Ada jenis pekerjaan yang lebih banyak menuntut syarat fisik, ada yang meminta lebih banyak syarat-syarat emosi, ada pula pada syarat intelek, sosial dan sebagainya. Yang menyebabkan perbedaan-perbedaan jenis pekerjan itu adalah tuntutan yang terdapat pada setiap jenis pekerjaan. Yang kemudian dianalisa dan dikembangkan melalui sebuah masa pendidikan. Begitu pula keadaannya dengan tugas mengajar bila ditinjau sebagi tugas yang memperoleh gambaran mengenai jenis pengetahuan dan ketrampilan dasar yang dibutuhkan setiap orang yang mempersiapakan diri untuk terjun dalam bidang ini. Salah satu caranya ialah dengan mengamati dan menganalisa berbagai situasi pendidikan. Dalam pendidikan hendaknya seorang guru harus dapat bertanggung jawab demi masa perkembangan anak didiknya.
Memang dalam mendidik, seorang guru harus mempunyai rasa tanggung jawab yang dalam. Bila seorang guru tidak mempunyai rasa tanggung jawab maka banyak pengaruhnya pada anak didik itu. Karena dengan tidak adanya rasa tanggung jawab dari guru maka anak didik itu akan berbuat hal-hal yang tidak dibenarkan dalam pendidikan.
Dengan tidak adany rasa tanggung jawab dari seorang guru maka tidak mustahil bila tujuan pendidikan yang akan dicapai akan tidak tercapai apa yang diharapkan oleh guru itu sendiri maupun oleh orang tua sekolah dan negara.

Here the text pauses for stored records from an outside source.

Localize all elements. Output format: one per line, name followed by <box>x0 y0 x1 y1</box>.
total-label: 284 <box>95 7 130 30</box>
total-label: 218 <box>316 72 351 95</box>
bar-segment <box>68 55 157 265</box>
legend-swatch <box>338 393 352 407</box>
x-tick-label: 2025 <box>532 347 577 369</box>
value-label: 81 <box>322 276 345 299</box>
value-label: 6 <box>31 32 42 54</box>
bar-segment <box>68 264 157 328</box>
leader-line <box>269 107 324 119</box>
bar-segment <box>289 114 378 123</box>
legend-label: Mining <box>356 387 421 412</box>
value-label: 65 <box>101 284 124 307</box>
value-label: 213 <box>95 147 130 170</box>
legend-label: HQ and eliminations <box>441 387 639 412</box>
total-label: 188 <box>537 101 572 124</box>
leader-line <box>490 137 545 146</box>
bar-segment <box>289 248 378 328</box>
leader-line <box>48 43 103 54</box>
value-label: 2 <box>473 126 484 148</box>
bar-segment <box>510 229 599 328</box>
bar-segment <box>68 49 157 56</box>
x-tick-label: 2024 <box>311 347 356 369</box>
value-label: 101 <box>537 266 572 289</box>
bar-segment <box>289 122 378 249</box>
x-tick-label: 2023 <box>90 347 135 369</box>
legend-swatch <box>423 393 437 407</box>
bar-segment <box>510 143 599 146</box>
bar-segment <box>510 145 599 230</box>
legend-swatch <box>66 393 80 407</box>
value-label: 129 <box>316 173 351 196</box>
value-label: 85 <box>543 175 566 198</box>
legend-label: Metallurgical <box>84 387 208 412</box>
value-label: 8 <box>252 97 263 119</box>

Memang kenyataan-kenyataan itu membenarkan teori didaktik yang meletakkan berbagai pertanggungan jawab pada pundak seorang guru disamping tugasnya mengajar suatu pengetahuan. Guru harus menjadi pembimbing dan penyuluh yang segar yang memelihara dan mengarahkan perkembangan pribadi dan keseimbangan mental murid-muridnya. Dan guru memjadi orang tua mereka di dalam mempelajari dan membangun sistem nilai yang dibutuhkan dalam masyarakat, serta menjadikan murid-muridnya menjadi manusia dewasa susial serta bertanggung jawab moral.
Daftar pustaka
Abu Ahmad. Didaktik Metodik, cv. Toha Putra, Semarang 1995.
Bambang Laksono., Majalah Mahasiswa No.33 Thn. VI Januari 1993
M.J. Langevld, Beknopte Theoretische Paedagogiek, diterjemajkan, Prof. DR. I. P. Simanjuntak M. A., nasco, Jakarta 1989.
Mashoed, Pedoman Mengajer Oleh Raga Pendidikan Di sekolah Dasar, cv. Baru Jakarta 1996.
Otang Kardi Saputra, Belajar dan
Pembelajaran , FKIP-UNLA 2000.
Winarno Surakhmad, Dasar Dan Teknik Instraksi Mengajar dan Belajar, Tarsito, Bandung 1993, cetakan ketiga.